The 2011 Stanley Cup champion Boston Bruins made their long-awaited visit to the White House on Monday, but it was without the one player whose postseason heroics got them there in the first place.
Conn Smythe Trophy winning-goaltender Tim Thomas did not attend the visit hosted by U.S. President Barack Obama.
The Michigan-born netminder posted an explanation for his absence from the ceremony on Facebook early Monday evening.
"I believe the Federal government has grown out of control, threatening the Rights, Liberties, and Property of the People," Thomas' statement read. "This is being done at the Executive, Legislative, and Judicial level. This is in direct opposition to the Constitution and the Founding Fathers vision for the Federal government."
"Because I believe this," the statement continued, "today I exercised my right as a Free Citizen, and did not visit the White House. This was not about politics or party, as in my opinion both parties are responsible for the situation we are in as a country. This was about a choice I had to make as an INDIVIDUAL."
Thomas was the only American-born member of the Bruins 2010-11 team to suit up in the Stanley Cup Playoffs. He was also a member of the silver-medal winning U.S. 2010 Olympic men's hockey team.
Bruins president Cam Neely defended the All-Star netminder's decision to skip the event.
"Everybody has their own opinions and political beliefs. He chose not to join us," Neely told Joe Haggerty of CSNNE.com at the visit. "We certainly would have liked to have him come and join us. But it's his choice. It's obviously not a choice most of the guys...well all of the guys came except for Tim.
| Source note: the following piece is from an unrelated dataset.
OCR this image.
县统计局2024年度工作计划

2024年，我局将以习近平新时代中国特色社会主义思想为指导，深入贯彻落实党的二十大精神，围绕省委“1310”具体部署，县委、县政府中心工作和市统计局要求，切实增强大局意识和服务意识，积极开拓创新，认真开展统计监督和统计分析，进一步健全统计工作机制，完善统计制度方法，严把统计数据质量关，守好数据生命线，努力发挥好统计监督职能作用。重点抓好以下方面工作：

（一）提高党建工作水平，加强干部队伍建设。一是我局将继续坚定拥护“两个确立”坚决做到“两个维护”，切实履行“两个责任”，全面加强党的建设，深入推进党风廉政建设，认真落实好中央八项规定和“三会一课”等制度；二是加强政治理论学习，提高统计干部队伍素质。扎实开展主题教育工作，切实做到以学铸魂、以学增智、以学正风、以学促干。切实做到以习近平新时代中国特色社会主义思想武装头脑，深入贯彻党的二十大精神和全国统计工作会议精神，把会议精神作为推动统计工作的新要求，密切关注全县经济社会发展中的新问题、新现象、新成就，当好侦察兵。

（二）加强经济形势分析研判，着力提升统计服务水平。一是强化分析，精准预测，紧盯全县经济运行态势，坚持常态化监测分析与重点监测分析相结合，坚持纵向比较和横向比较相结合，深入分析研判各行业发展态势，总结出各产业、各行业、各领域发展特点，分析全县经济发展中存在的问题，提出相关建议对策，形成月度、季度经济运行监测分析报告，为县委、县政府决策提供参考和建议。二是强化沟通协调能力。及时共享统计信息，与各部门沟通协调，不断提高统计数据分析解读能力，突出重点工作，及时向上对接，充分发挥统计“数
But it's his decision and his choice."
The NHL, meanwhile, weighed in on Thomas' decision with a mixed reaction.
"While we do not agree with Tim Thomas' position," said NHL Deputy Commissioner Bill Daly, "the National Hockey League respects and supports his right to have a political view, and his right to express that view in the manner in which he chose."
President Obama honoured the Bruins for their championship won last spring and their charitable work off the ice.
The Bruins won their first Stanley Cup title in 39 years last June when they beat the Vancouver Canucks in seven games.
It was the latest in a string of Boston professional sports championships in recent years, including the Celtics in 2008, the Red Sox in 2007 and the New England Patriots in 2005.
The Patriots face the New York Giants in next month's Super Bowl.
Obama says, "the Bruins, the Sox, the Celtics, now the Patriots. Enough already, Boston."
The White House said the Boston Bruins Foundation has donated more than US$7 million to charities in New England.